Burg/Genthin (am) l Die FDP des Jerichower Landes wird am 25. Mai keinen Kandidaten um das Amt des Landrates ins Rennen schicken. Das haben die Liberalen nach Aussagen ihres Kreisvorsitzenden Allard von Arnim auf ihrem Kreisparteitag am Wochenende in Biederitz beschlossen. Zugleich fordert die Kreis-FDP den derzeit suspendierten Landrat Lothar Finzelberg (parteilos) auf, von einer erneuten Kandidatur für das Amt zu verzichten.
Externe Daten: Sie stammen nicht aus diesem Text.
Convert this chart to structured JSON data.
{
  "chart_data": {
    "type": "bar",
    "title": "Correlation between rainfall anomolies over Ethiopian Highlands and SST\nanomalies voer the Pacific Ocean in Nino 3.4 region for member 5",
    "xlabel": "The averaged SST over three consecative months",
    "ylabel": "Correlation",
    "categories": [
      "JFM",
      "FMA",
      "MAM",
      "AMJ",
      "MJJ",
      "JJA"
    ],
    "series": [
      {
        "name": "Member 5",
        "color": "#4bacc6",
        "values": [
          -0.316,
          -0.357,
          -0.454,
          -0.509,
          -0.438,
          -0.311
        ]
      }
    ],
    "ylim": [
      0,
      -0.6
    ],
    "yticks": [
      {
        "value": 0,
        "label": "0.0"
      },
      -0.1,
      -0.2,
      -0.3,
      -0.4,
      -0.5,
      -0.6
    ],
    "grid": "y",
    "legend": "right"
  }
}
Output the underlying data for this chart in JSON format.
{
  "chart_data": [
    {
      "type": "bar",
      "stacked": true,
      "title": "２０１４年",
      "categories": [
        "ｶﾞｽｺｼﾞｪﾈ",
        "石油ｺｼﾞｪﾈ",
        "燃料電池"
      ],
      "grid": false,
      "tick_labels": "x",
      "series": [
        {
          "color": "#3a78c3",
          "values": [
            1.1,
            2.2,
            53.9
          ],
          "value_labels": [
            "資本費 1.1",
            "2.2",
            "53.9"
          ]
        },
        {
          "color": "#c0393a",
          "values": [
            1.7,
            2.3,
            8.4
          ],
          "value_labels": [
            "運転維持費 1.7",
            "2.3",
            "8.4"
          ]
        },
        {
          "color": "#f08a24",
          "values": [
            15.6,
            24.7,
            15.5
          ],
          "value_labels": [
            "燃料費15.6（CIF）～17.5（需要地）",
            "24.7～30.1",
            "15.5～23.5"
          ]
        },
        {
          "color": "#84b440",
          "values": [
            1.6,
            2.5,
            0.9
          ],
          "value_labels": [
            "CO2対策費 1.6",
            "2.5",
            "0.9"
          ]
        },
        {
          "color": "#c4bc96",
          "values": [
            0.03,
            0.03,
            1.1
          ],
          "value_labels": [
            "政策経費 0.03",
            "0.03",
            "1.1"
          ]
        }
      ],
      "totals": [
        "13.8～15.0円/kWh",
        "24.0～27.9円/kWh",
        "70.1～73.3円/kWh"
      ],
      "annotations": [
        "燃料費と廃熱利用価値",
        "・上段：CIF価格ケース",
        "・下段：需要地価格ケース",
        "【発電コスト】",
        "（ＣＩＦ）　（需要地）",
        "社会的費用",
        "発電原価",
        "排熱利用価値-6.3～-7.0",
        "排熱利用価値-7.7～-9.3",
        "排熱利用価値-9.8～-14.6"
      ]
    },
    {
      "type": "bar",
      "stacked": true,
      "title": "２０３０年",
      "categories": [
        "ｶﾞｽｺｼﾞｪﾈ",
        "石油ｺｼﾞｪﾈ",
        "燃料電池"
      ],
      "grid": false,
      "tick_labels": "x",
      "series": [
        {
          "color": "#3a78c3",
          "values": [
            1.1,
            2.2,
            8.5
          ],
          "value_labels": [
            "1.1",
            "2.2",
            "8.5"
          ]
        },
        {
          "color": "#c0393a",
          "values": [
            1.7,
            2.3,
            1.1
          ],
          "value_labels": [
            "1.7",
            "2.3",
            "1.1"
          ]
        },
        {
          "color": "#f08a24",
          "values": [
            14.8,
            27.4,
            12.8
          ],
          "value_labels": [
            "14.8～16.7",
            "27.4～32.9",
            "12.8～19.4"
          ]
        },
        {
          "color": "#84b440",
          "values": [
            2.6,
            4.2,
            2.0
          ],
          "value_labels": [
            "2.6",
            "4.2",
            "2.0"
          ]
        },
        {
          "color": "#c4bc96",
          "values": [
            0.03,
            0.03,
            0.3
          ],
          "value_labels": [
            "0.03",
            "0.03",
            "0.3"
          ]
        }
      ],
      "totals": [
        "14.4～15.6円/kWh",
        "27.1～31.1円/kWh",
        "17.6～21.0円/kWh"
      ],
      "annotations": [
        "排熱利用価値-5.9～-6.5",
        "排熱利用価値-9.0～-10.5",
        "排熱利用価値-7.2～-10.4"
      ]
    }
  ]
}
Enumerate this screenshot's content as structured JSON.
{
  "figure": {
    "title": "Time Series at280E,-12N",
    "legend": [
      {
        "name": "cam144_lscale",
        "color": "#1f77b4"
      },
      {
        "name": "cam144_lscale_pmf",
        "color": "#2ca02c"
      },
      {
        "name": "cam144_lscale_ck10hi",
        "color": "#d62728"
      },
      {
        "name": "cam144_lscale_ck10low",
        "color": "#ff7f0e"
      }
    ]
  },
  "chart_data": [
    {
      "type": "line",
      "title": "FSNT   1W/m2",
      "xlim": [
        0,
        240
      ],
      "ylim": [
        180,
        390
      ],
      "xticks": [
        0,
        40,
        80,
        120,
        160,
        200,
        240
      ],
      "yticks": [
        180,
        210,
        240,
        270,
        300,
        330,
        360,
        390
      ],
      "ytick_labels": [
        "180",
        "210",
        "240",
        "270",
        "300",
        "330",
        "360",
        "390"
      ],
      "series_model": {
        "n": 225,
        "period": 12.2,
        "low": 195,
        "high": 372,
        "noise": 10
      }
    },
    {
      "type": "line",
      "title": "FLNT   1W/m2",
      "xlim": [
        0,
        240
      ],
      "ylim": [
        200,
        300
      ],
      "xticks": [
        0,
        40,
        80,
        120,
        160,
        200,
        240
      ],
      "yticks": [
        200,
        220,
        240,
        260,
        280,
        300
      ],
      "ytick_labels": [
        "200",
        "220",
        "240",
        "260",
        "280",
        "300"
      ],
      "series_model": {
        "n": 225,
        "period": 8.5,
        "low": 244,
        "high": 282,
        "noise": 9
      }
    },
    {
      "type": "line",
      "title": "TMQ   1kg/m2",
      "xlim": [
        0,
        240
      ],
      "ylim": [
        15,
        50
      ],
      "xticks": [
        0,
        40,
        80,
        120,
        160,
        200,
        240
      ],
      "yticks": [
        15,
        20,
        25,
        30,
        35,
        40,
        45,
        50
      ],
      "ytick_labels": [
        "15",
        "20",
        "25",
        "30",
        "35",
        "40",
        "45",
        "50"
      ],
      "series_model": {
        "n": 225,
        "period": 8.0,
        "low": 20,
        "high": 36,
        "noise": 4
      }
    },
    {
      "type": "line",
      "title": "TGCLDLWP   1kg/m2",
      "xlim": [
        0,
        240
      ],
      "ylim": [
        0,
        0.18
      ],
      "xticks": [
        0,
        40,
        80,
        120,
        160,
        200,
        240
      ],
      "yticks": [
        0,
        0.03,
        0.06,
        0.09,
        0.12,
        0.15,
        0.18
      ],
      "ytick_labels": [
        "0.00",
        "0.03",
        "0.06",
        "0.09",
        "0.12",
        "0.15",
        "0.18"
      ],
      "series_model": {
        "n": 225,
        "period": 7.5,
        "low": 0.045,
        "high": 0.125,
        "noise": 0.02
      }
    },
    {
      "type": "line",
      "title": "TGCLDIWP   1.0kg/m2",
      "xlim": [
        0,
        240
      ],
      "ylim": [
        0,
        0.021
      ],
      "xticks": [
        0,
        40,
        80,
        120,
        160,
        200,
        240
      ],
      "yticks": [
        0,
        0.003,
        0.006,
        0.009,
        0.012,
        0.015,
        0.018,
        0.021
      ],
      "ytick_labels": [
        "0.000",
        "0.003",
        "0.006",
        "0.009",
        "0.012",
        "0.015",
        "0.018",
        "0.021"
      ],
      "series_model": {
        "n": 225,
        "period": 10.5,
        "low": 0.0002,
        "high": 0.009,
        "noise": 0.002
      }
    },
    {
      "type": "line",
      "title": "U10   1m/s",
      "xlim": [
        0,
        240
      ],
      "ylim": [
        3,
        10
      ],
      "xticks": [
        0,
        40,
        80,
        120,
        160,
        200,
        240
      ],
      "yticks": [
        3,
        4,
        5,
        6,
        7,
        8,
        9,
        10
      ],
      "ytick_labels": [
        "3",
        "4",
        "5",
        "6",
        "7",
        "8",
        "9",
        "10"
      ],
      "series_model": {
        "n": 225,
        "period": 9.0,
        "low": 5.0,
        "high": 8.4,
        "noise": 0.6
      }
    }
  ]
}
Es gebe erhebliche Bedenken in der Partei, wenn Finzelberg auch künftig das Jerichower Land führe und präsentiere, betonte von Arnim. "Landrat Finzelberg hat in den letzten Jahren eine gute Arbeit gemacht. Das sage ich ganz ausdrücklich. Und, das betone ich ebenfalls, es gilt die Unschuldsvermutung angesichts des nicht rechtskräftigen Urteils zu den Aussagen im Untersuchungsausschuss. Doch es drohen weitere Verfahren zu schweren Vorwürfen, all dies schadet dem Kreis - auch künftig", erläuterte von Arnim die Beweggründe.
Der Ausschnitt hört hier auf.